UNDERGOING renal treatment three times a week for up to six hours at a time, a Bundaberg man says the toll of treatment was all consuming and living a normal life had become a distant memory.
But after receiving a kidney transplant about two years ago, Ron Spann has a new lease on life and is urging others to talk openly about organ donation.
Tomorrow is DonateLife Thank You Day, a national day to acknowledge organ and tissue donors and families that agreed to donation, and Mr Spann said it was difficult to put into words how thankful he was to be an organ recipient.
"If we didn't have these precious organs people like me wouldn't be able to live and contribute to civil society," he said.
"When I was having treatment I didn't have a life. After the treatment at the hospital I would just go home and sleep.
"I can't say enough to say thank you. It's why I've tried to do as much as possible to better my life."
First diagnosed with kidney problems in 1995, Mr Spann was serving in the Royal Australian Navy as a marine engineer and was able to take medication for a number of years to address the issue.
"For 20 years the medication prolonged my naval career but at such time as the kidney function decreases I was able to prepare myself for dialysis and hopefully a donation from a donor," he said.
And Mr Spann still remembers the life-saving call
"When they found a match I got the phone call at 4am.
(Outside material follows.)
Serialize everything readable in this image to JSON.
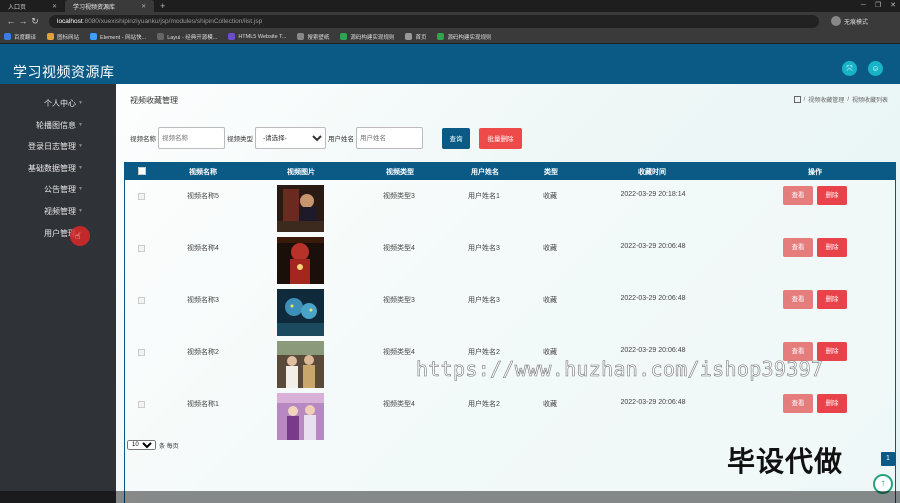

My donation was on the 13th of December 2013 and without that donation I would be still on dialysis," he said.
"The prognosis was that in the end I would die of complications of renal failure. This is a wonderful gift that someone gave me."
As the vice-president of the Bundaberg Renal Support Group, Mr Spann now dedicates his second chance to helping others with similar experiences.
"I volunteer my time now to help in promoting and donating to kidney research and the renal unit up in Bundaberg Hospital."